New Gallup Poll: Hispanic Voters Put Other Issues Before Immigration

 

PRINCETON, NJ — U.S. Hispanics prioritize immigration, healthcare, and unemployment to equal degrees, according to a new USA Today/Gallup poll asking about the importance of six national policy issues. Twenty percent of Hispanics each mention one of the top three issues as mattering most to them, while 17% name economic growth, 11% name the gap between the rich and poor, and 7% name the federal budget deficit. Hispanic registered voters, however, put healthcare and all economic issues before immigration, which 12% name as their most important issue.

The findings are based on Gallup Daily tracking interviews with 1,753 Hispanic adults in all 50 U.S. states and the District of Columbia conducted April 16-May 31. The sample includes 1,005 Hispanic registered voters who, on a weighted basis, represent 47% of the total sample of U.S. Hispanics.

USA Today/Gallup asked the same issue-importance question of all Americans in Gallup Daily tracking interviews from June 13-14. Among all Americans and U.S. registered voters, healthcare, economic growth, and the federal deficit roughly tie as the most important issues, while immigration ranks last among both groups of Americans.
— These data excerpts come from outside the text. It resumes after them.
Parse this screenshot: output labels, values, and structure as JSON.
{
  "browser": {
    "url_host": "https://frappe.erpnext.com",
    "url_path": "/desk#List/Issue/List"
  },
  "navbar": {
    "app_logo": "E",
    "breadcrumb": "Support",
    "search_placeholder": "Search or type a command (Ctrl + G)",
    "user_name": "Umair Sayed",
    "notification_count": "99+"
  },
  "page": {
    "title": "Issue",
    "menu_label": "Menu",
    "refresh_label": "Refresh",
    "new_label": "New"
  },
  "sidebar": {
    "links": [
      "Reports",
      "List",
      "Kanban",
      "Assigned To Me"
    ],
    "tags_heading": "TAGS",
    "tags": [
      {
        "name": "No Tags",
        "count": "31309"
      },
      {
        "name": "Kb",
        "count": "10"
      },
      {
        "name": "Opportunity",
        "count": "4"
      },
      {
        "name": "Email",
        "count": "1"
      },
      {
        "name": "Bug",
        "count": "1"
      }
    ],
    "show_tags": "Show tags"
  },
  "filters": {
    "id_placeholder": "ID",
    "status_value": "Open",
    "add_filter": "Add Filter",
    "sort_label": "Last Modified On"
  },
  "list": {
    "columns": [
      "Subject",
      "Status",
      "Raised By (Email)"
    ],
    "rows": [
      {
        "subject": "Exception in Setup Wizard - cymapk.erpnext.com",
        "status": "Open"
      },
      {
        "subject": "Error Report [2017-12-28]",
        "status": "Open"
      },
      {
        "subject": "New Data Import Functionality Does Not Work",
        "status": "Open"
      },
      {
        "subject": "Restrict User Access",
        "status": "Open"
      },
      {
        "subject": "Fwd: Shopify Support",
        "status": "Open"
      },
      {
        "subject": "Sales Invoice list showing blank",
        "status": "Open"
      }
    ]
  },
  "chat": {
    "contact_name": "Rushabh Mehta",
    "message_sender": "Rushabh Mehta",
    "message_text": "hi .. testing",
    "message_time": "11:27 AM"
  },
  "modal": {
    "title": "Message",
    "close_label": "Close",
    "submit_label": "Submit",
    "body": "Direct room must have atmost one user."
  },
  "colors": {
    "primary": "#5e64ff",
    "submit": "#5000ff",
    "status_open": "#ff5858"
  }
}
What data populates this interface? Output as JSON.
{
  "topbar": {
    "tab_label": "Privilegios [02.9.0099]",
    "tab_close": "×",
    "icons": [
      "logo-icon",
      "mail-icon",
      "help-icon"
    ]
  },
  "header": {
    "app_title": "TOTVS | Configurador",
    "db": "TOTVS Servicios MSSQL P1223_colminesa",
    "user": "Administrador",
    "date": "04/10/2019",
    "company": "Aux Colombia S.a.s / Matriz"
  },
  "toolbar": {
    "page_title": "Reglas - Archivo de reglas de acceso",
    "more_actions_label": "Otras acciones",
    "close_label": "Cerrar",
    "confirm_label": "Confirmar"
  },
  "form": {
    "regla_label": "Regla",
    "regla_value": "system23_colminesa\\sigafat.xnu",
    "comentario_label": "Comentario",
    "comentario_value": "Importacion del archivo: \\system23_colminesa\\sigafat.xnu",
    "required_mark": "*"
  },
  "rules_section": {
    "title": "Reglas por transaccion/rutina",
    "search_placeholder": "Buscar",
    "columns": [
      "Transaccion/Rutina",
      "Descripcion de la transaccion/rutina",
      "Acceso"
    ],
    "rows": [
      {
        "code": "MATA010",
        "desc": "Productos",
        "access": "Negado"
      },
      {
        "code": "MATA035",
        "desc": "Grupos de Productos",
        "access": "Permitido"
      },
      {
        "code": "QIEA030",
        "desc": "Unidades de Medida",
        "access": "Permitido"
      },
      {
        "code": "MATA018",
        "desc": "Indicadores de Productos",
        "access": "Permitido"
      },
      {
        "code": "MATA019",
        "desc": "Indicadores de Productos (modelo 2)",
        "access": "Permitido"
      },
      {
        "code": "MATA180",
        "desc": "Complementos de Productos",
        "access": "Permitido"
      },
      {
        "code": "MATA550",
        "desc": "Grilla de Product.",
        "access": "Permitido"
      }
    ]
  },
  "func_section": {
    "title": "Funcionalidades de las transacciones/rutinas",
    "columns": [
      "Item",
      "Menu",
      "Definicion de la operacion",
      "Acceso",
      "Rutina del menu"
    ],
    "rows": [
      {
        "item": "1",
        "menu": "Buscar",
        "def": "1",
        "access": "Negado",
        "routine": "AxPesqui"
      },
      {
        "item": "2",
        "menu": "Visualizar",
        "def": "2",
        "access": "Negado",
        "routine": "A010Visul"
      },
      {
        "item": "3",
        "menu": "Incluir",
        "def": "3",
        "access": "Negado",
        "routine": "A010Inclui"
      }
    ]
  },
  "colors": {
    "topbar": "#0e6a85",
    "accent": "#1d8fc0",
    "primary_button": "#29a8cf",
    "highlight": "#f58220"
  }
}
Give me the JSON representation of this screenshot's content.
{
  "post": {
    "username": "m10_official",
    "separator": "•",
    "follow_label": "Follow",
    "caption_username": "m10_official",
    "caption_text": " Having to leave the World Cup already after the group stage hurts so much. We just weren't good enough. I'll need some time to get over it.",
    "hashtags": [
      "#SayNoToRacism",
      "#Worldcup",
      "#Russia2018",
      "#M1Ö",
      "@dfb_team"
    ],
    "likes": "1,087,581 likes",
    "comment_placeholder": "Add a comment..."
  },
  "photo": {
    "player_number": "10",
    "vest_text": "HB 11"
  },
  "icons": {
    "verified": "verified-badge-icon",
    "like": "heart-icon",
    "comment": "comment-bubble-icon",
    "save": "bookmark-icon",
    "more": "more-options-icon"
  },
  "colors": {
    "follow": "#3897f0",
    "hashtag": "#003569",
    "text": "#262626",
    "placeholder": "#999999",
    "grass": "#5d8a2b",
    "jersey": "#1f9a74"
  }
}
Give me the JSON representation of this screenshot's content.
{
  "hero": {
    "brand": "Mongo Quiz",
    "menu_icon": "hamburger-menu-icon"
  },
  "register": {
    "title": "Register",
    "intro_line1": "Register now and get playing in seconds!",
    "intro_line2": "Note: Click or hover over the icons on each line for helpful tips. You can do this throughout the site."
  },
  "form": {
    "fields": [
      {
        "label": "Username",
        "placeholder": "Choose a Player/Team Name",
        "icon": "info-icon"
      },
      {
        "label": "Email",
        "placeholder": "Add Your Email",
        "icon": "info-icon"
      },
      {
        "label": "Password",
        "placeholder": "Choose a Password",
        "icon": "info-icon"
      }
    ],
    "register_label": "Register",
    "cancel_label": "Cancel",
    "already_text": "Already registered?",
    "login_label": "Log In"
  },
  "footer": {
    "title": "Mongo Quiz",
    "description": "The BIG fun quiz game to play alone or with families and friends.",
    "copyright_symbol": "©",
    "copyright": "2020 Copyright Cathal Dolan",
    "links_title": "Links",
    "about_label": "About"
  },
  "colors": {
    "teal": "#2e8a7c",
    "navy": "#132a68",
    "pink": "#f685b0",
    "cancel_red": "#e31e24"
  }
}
Given the current dampened support for Obama among non-Hispanic whites, Obama’s ability to build support or, more specifically, registration and turnout, among Hispanics in 2012 is widely seen as critical to his ability to win re-election. Thus, both candidates are carefully wooing the Hispanic vote.

Most recently, Obama announced that the U.S. will temporarily defer deportation of certain young undocumented immigrant workers, and Romney adopted a newly softened posture on immigration policy in his address last week to the National Association of Latino Elected and Appointed Officials in Orlando, Fla. Romney also took aim at Obama’s economic policies, citing the harm the weak economy is doing to the Hispanic community.

Obama Winning Among Hispanics Focused on Immigration and the Economy

The new USA Today/Gallup poll makes it clear that economic issues — particularly unemployment and economic growth — are more important to Hispanic voters nationwide than immigration. At present, Obama fares significantly better than Romney among Hispanics who cite each of these issues.

Obama leads Romney by 75 percentage points — 86% to 11% — among Hispanic voters whose top issue concern is the gap between the rich and poor. He leads by 50 or more points among those citing healthcare and immigration policies. And he leads by 25 or more points among those who cite unemployment and economic growth. Among only one group of Hispanics, those citing the federal budget deficit as most important, does Romney beat Obama, 54% to 34%.

Immigrants and First-Generation Hispanic Americans More Focused on Immigration

Although Hispanic voters are less likely to mention immigration as their top concern, those who are immigrants and first-generation Hispanic Americans are more likely to mention it than those whose family has been in the U.S. longer than that. Specifically, 16% of Hispanic voters who are themselves immigrants to the U.S. name immigration as a priority, similar to the 14% of those who were born here but with at least one parent born abroad. By contrast, 7% of Hispanic voters who, along with their parents, were U.S.-born do the same.

Implications

Hispanics are as supportive of Obama at this point in the 2012 presidential election as they were in 2008, making them a key segment of Obama’s 2012 coalition. Thus, whether to encourage Hispanic turnout (in the case of Obama) or to make inroads with Hispanics in electoral support (in the case of Romney), both candidates are making obvious overtures to the Hispanic community with pro-immigration policies. However, the current poll suggests immigration may not be the issue on which most Hispanics are focused. Rather, the economy — specifically, unemployment and economic growth — is of greatest concern to nearly four in 10 Hispanic voters, while another 21% are most concerned about healthcare.

The economy also happens to dominate the issue concerns of all U.S. voters, creating an important opportunity for Romney and Obama to attract Hispanic support with the same economy-centric message that could benefit each nationally. For now, however, Hispanic voters who name the economy as most important are still backing Obama by a wide margin.